UnmanagedUnregistration Remove/clean the COM Interop registry entries from a previous build
GenerateSerializationAssemblies Generate an XML serialization assembly using sgen.exe.
CreateSatelliteAssemblies Create one satellite assembly for every unique culture in the resources.
Generate Manifests Generates ClickOnce application and deployment manifests or a native manifest.
GetTargetPath Return an item containing the build product (executable or assembly) for this project, with metadata.
PrepareForRun Copy the build outputs to the final directory if they've changed.
UnmanagedRegistration Set registry entries for COM Interop
IncrementalClean Remove files that were produced in a prior build but weren't produced in the current build. This is necessary to make Clean work in incremental builds.
PostBuildEvent Extension point for projects to define tasks to run after build

Many of the targets in the previous table are found in language-specific imports, such as Microsoft.CSharp.targets. This file defines the steps in the standard build process specific for C# .NET projects. For example, it contains the Compile target that actually calls the C# compiler.

User-configurable imports

In addition to the standard imports, there are several imports that you can add to customize the build process.

  • Directory.Build.props
  • Directory.Build.targets

These files are read in by the standard imports for any projects in any subfolder under them. That's commonly at the solution level for settings to control all the projects in the solution, but could also be higher up in the filesystem, up to the root of the drive.

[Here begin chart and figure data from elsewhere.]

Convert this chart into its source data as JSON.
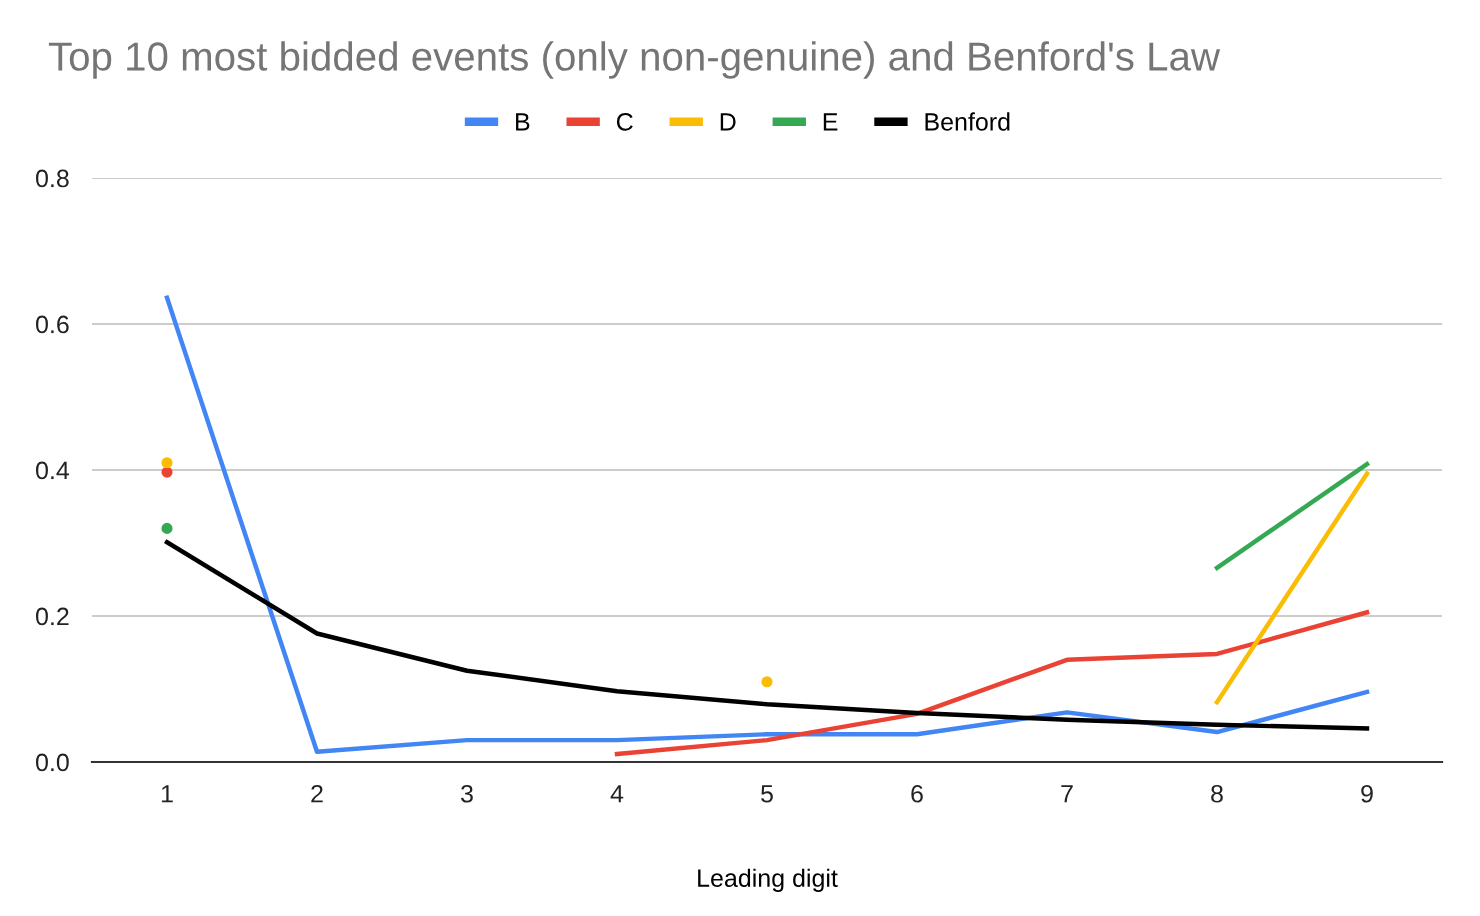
{
  "chart_data": {
    "type": "line",
    "title": "Top 10 most bidded events (only non-genuine) and Benford's Law",
    "xlabel": "Leading digit",
    "categories": [
      "1",
      "2",
      "3",
      "4",
      "5",
      "6",
      "7",
      "8",
      "9"
    ],
    "series": [
      {
        "name": "B",
        "color": "#4285f4",
        "values": [
          0.636,
          0.014,
          0.03,
          0.03,
          0.038,
          0.038,
          0.068,
          0.041,
          0.096
        ]
      },
      {
        "name": "C",
        "color": "#ea4335",
        "values": [
          0.397,
          null,
          null,
          0.011,
          0.03,
          0.066,
          0.14,
          0.148,
          0.205
        ]
      },
      {
        "name": "D",
        "color": "#fbbc04",
        "values": [
          0.41,
          null,
          null,
          null,
          0.11,
          null,
          null,
          0.082,
          0.395
        ]
      },
      {
        "name": "E",
        "color": "#34a853",
        "values": [
          0.32,
          null,
          null,
          null,
          null,
          null,
          null,
          0.266,
          0.408
        ]
      },
      {
        "name": "Benford",
        "color": "#000000",
        "values": [
          0.301,
          0.176,
          0.125,
          0.097,
          0.079,
          0.067,
          0.058,
          0.051,
          0.046
        ]
      }
    ],
    "ylim": [
      0,
      0.8
    ],
    "yticks": [
      {
        "value": 0,
        "label": "0.0"
      },
      0.2,
      0.4,
      0.6,
      0.8
    ],
    "grid": "y",
    "legend": "top"
  }
}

The Directory.Build.props file is imported by Microsoft.Common.props, so the properties defined therein are available in the project file. They can be redefined in the project file to customize the values on a per-project basis. The Directory.Build.targets file is read in after the project file. It typically contains targets, but here you can also define properties that you don't want individual projects to redefine.

Customizations in a project file

Visual Studio updates your project files as you make changes in Solution Explorer, the Properties window, or in Project Properties, but you can also make your own changes by directly editing the project file.

Many build behaviors can be configured by setting MSBuild properties, either in the project file for settings local to a project, or as mentioned in the previous section, by creating a Directory.Build.props file to set properties globally for entire folders of projects and solutions. For ad hoc builds on the command line, or scripts, you can also use the /p option on the command line to set properties for a particular invocation of MSBuild. See Common MSBuild project properties for information about properties you can set.